El Ministerio de Economía giró $150.000 millones al PAMI para iniciar el pago a prestadoras y médicos, tras reclamos por demoras en las acreditaciones.
El ministro de Salud de la Nación, Mario Lugones, informó que el Gobierno comenzó a normalizar el flujo de fondos hacia las prestadoras del PAMI. Las cámaras del sector mantenían un reclamo específico por aproximadamente $500.000 millones que no se habían acreditado en sus cuentas durante este mes, lo que motivó una reunión la semana pasada.
El Ministerio de Economía le transfirió al PAMI $150.000 millones el lunes de esta semana para que la obra social inicie los pagos a las prestadoras y a los médicos de cabecera. Con esos fondos, la entidad comenzó a realizar transferencias el martes. Fuentes de la obra social indicaron que se continuarán realizando pagos durante el miércoles y el jueves, con el objetivo de cubrir «una buena parte» del monto reclamado.
Desde el PAMI explicaron que los $500.000 millones reclamados «no son deuda» en su gran mayoría, sino pagos correspondientes a facturación vigente que en gestiones anteriores se solían abonar al inicio del mes y que ahora experimentan una demora de varios días. Aseguraron tener margen para realizar estos pagos.
Fuentes del Ministerio de Salud habían señalado la semana pasada que la situación no respondía a un recorte presupuestario, sino a un «retraso de fondos», aunque reconocieron la necesidad del financiamiento para responder a las prestadoras.

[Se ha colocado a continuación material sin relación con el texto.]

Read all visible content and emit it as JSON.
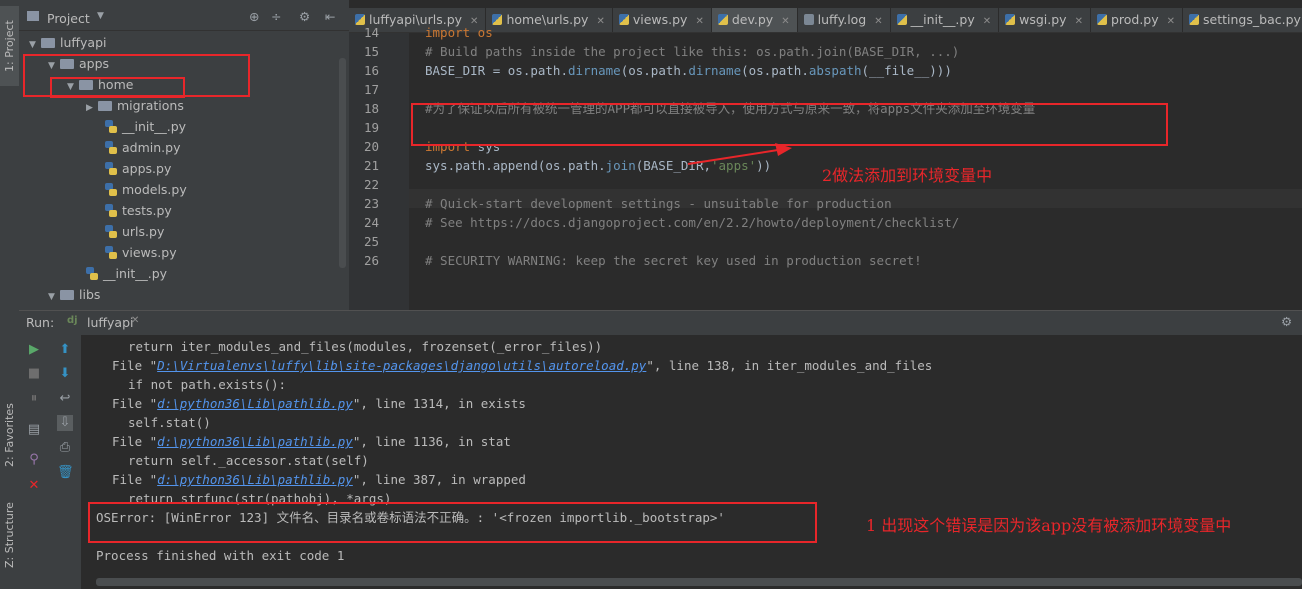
{
  "left_strip": {
    "project_tab": "1: Project",
    "favorites_tab": "2: Favorites",
    "structure_tab": "Z: Structure"
  },
  "project": {
    "title": "Project",
    "tree": [
      {
        "label": "luffyapi",
        "kind": "folder",
        "depth": 0,
        "open": true
      },
      {
        "label": "apps",
        "kind": "folder",
        "depth": 1,
        "open": true
      },
      {
        "label": "home",
        "kind": "folder",
        "depth": 2,
        "open": true
      },
      {
        "label": "migrations",
        "kind": "folder",
        "depth": 3,
        "open": false
      },
      {
        "label": "__init__.py",
        "kind": "py",
        "depth": 4
      },
      {
        "label": "admin.py",
        "kind": "py",
        "depth": 4
      },
      {
        "label": "apps.py",
        "kind": "py",
        "depth": 4
      },
      {
        "label": "models.py",
        "kind": "py",
        "depth": 4
      },
      {
        "label": "tests.py",
        "kind": "py",
        "depth": 4
      },
      {
        "label": "urls.py",
        "kind": "py",
        "depth": 4
      },
      {
        "label": "views.py",
        "kind": "py",
        "depth": 4
      },
      {
        "label": "__init__.py",
        "kind": "py",
        "depth": 3
      },
      {
        "label": "libs",
        "kind": "folder",
        "depth": 1,
        "open": true
      }
    ]
  },
  "tabs": [
    {
      "label": "luffyapi\\urls.py",
      "icon": "py",
      "active": false
    },
    {
      "label": "home\\urls.py",
      "icon": "py",
      "active": false
    },
    {
      "label": "views.py",
      "icon": "py",
      "active": false
    },
    {
      "label": "dev.py",
      "icon": "py",
      "active": true
    },
    {
      "label": "luffy.log",
      "icon": "log",
      "active": false
    },
    {
      "label": "__init__.py",
      "icon": "py",
      "active": false
    },
    {
      "label": "wsgi.py",
      "icon": "py",
      "active": false
    },
    {
      "label": "prod.py",
      "icon": "py",
      "active": false
    },
    {
      "label": "settings_bac.py",
      "icon": "py",
      "active": false
    }
  ],
  "editor": {
    "lines": [
      {
        "n": "14",
        "segments": [
          {
            "t": "import os",
            "c": "kw"
          }
        ]
      },
      {
        "n": "15",
        "segments": [
          {
            "t": "# Build paths inside the project like this: os.path.join(BASE_DIR, ...)",
            "c": "cm"
          }
        ]
      },
      {
        "n": "16",
        "segments": [
          {
            "t": "BASE_DIR = os.path.",
            "c": ""
          },
          {
            "t": "dirname",
            "c": "fn"
          },
          {
            "t": "(os.path.",
            "c": ""
          },
          {
            "t": "dirname",
            "c": "fn"
          },
          {
            "t": "(os.path.",
            "c": ""
          },
          {
            "t": "abspath",
            "c": "fn"
          },
          {
            "t": "(__file__)))",
            "c": ""
          }
        ]
      },
      {
        "n": "17",
        "segments": []
      },
      {
        "n": "18",
        "segments": [
          {
            "t": "#为了保证以后所有被统一管理的APP都可以直接被导入，使用方式与原来一致，将apps文件夹添加至环境变量",
            "c": "cm"
          }
        ]
      },
      {
        "n": "19",
        "segments": []
      },
      {
        "n": "20",
        "segments": [
          {
            "t": "import",
            "c": "kw"
          },
          {
            "t": " sys",
            "c": ""
          }
        ]
      },
      {
        "n": "21",
        "segments": [
          {
            "t": "sys.path.append(os.path.",
            "c": ""
          },
          {
            "t": "join",
            "c": "fn"
          },
          {
            "t": "(BASE_DIR,",
            "c": ""
          },
          {
            "t": "'apps'",
            "c": "st"
          },
          {
            "t": "))",
            "c": ""
          }
        ]
      },
      {
        "n": "22",
        "segments": []
      },
      {
        "n": "23",
        "segments": [
          {
            "t": "# Quick-start development settings - unsuitable for production",
            "c": "cm"
          }
        ]
      },
      {
        "n": "24",
        "segments": [
          {
            "t": "# See https://docs.djangoproject.com/en/2.2/howto/deployment/checklist/",
            "c": "cm"
          }
        ]
      },
      {
        "n": "25",
        "segments": []
      },
      {
        "n": "26",
        "segments": [
          {
            "t": "# SECURITY WARNING: keep the secret key used in production secret!",
            "c": "cm"
          }
        ]
      }
    ]
  },
  "annotations": {
    "fix_note": "2做法添加到环境变量中",
    "error_note": "1 出现这个错误是因为该app没有被添加环境变量中"
  },
  "run": {
    "label": "Run:",
    "config": "luffyapi"
  },
  "console": {
    "lines": [
      {
        "indent": 2,
        "segments": [
          {
            "t": "return iter_modules_and_files(modules, frozenset(_error_files))",
            "c": ""
          }
        ]
      },
      {
        "indent": 1,
        "segments": [
          {
            "t": "File \"",
            "c": ""
          },
          {
            "t": "D:\\Virtualenvs\\luffy\\lib\\site-packages\\django\\utils\\autoreload.py",
            "c": "link"
          },
          {
            "t": "\", line 138, in iter_modules_and_files",
            "c": ""
          }
        ]
      },
      {
        "indent": 2,
        "segments": [
          {
            "t": "if not path.exists():",
            "c": ""
          }
        ]
      },
      {
        "indent": 1,
        "segments": [
          {
            "t": "File \"",
            "c": ""
          },
          {
            "t": "d:\\python36\\Lib\\pathlib.py",
            "c": "link"
          },
          {
            "t": "\", line 1314, in exists",
            "c": ""
          }
        ]
      },
      {
        "indent": 2,
        "segments": [
          {
            "t": "self.stat()",
            "c": ""
          }
        ]
      },
      {
        "indent": 1,
        "segments": [
          {
            "t": "File \"",
            "c": ""
          },
          {
            "t": "d:\\python36\\Lib\\pathlib.py",
            "c": "link"
          },
          {
            "t": "\", line 1136, in stat",
            "c": ""
          }
        ]
      },
      {
        "indent": 2,
        "segments": [
          {
            "t": "return self._accessor.stat(self)",
            "c": ""
          }
        ]
      },
      {
        "indent": 1,
        "segments": [
          {
            "t": "File \"",
            "c": ""
          },
          {
            "t": "d:\\python36\\Lib\\pathlib.py",
            "c": "link"
          },
          {
            "t": "\", line 387, in wrapped",
            "c": ""
          }
        ]
      },
      {
        "indent": 2,
        "segments": [
          {
            "t": "return strfunc(str(pathobj), *args)",
            "c": ""
          }
        ]
      },
      {
        "indent": 0,
        "segments": [
          {
            "t": "OSError: [WinError 123] 文件名、目录名或卷标语法不正确。: '<frozen importlib._bootstrap>'",
            "c": ""
          }
        ]
      },
      {
        "indent": 0,
        "segments": []
      },
      {
        "indent": 0,
        "segments": [
          {
            "t": "Process finished with exit code 1",
            "c": ""
          }
        ]
      }
    ]
  },
  "colors": {
    "annotation": "#e8262a",
    "link": "#5394ec",
    "keyword": "#cc7832",
    "comment": "#808080"
  }
}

Un informe de la Oficina de Presupuesto del Congreso (OPC) indicó que los gastos del PAMI en prestaciones cayeron un 41,3% en términos reales durante el primer trimestre del año respecto al mismo período del año anterior. La obra social se financia a través de los haberes jubilatorios, pero ese dinero es insuficiente para cubrir las prestaciones de sus casi 6 millones de afiliados, por lo que depende de aportes del Tesoro.
En este contexto, este miércoles culminó un paro nacional de médicos de cabecera, quienes reclaman por retrasos en los pagos y por una nueva normativa del PAMI que fijó en 2.100 pesos la cápita por afiliado, lo que consideran un fuerte recorte salarial.